To most speculative fiction fans, Alex Garland is best known as the novelist behind “The Beach” and the screenwriter behind “28 Days Later” and “Never Let Me Go.” With “Ex Machina,” Garland makes an impressive debut as a director, spinning an unsettling futuristic thriller with the expertise and exquisite taste of a seasoned veteran.
Among Garland’s virtues is an impeccable sense of how to get a story moving: Within the first few minutes of “Ex Machina,” we’ve met Caleb, an eager young computer programmer played by Domhnall Gleeson, and observed his overjoyed reaction at winning a week-long stay at the secluded estate of his legendary boss, Nathan (Oscar Isaac). Traveling by private helicopter over acres of lush forests and waterfalls, he asks the pilot when they’ll get to Nathan’s property, only to be informed they’ve been flying over it for the past two hours.
Nathan, who invented a Google-like search engine called Blue Book, lives like a New Age mad mountain king, ensconced in a pristine modernist aerie set into the rock face of a hillside. Anyone would be dazzled, and Caleb is doubly thrilled when he learns why he’s been summoned: Out of hundreds of Blue Book employees, he has been chosen to conduct a “Turing test,” in which he is tasked with matching wits with an artificial intelligence machine Nathan has constructed, in order to judge whether it possesses genuine human consciousness.
Of course, the Turing test is also known by another name. But if Nathan had asked Caleb, “Have you heard of the ‘imitation game’?” that would have invited an unwelcome digression about last year’s Academy Awards race. Garland effectively erases any and all memories of the Alan Turing biopic, instead calling on references as wide-ranging as “Alice in Wonderland,” “Frankenstein” and “Apocalypse Now” to create an absorbing, often disquieting contemporary parable. It complicates matters at first only somewhat — but then a whole lot — that Nathan’s A.I. comes in the form of a pretty animatronic woman named Ava. Played by the Danish actress Alicia Vikander with sensitivity and precise, balletic movements, this metal-limbed beauty blurs the lines between artifice and authentic emotion in ways that will ultimately do a number on both Caleb and her charismatic, manipulative inventor.
Filmed in a spectacular private home and neighboring eco-hotel in Norway, “Ex Machina” has been handsomely designed, the leafy, green natural environment coexisting in Zenlike balance with the glass, steel and blue-glowing neon of Nathan’s lair and laboratory. His head shaved and sporting a generous beard, Isaac embodies his cerebral-hipster alpha male with a carefully calibrated mixture of warmth and menace: One minute he’s bro-ing down with Caleb, the next he’s an inebriated, belligerent bully. (And in one delightfully surreal sequence, he’s giving “Saturday Night Fever”-era John Travolta a run for his money on the dance floor.)

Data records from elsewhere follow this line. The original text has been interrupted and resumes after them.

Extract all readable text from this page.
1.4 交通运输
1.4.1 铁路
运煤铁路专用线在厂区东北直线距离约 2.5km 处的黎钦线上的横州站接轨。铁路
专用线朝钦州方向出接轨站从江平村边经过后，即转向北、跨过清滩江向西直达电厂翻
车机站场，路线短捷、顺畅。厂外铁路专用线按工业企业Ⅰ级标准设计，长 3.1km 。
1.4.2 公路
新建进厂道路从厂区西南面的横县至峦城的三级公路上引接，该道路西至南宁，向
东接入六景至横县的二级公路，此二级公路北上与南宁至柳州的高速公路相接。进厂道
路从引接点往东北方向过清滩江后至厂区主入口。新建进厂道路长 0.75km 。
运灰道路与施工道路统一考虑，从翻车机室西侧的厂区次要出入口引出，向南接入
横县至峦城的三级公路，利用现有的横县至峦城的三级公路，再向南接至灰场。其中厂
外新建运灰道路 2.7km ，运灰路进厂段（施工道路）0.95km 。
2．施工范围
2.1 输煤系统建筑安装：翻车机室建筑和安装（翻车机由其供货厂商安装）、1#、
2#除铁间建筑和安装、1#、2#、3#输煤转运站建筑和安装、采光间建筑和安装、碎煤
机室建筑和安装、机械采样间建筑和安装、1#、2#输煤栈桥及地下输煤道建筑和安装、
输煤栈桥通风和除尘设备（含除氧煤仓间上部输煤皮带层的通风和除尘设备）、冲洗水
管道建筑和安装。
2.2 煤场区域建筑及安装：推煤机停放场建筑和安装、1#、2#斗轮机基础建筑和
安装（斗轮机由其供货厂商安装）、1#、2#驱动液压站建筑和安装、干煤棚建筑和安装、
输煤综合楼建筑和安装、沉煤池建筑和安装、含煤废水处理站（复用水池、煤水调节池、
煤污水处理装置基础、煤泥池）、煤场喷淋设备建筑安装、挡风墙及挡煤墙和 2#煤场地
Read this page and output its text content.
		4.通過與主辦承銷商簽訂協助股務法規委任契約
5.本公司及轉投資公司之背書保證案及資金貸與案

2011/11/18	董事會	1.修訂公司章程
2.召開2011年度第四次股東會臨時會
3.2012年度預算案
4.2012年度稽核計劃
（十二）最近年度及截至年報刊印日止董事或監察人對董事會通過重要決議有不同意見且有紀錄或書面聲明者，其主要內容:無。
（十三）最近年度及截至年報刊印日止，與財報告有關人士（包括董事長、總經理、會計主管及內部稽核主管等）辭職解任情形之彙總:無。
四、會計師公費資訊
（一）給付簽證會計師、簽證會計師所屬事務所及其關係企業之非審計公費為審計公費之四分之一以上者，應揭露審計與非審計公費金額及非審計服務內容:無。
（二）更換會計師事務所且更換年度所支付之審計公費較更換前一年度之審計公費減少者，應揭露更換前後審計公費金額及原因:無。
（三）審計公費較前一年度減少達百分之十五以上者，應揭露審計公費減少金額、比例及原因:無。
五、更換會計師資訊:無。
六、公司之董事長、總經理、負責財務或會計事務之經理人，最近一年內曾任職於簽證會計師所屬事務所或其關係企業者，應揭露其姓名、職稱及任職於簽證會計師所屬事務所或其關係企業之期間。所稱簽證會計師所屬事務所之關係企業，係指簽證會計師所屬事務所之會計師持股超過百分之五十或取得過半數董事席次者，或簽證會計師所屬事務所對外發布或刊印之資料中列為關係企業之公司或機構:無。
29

As the audience’s proxy, Gleeson brings just the right amount of naivete and openness to a character who becomes so unsure of what’s real that he resorts to extreme methods. There are more than a few dollops of body horror in “Ex Machina,” which winds up veering into pop revenge pulp. But even at its bloodiest, the film succeeds at ratcheting up the mood of quiet unease, provocatively engaging everything from intimacy, identity and agency to such hot-button issues as corporate surveillance, sexual orientation and male privilege. The fact that so many questions can be addressed by way of a tautly constructed triad — and that each of the three principals is such a clearly delineated, vivid character in his or her own right — is a testament to Garland’s original concept, the lucidity of his execution and to the superb actors who bring it to such chillingly convincing life. “Ex Machina” is a smart, exceptionally stylish head trip.
R. At Angelika Film Center Mosaic and
ArcLight Bethesda. Contains graphic nudity, profanity, sexual references and some violence. 110 minutes.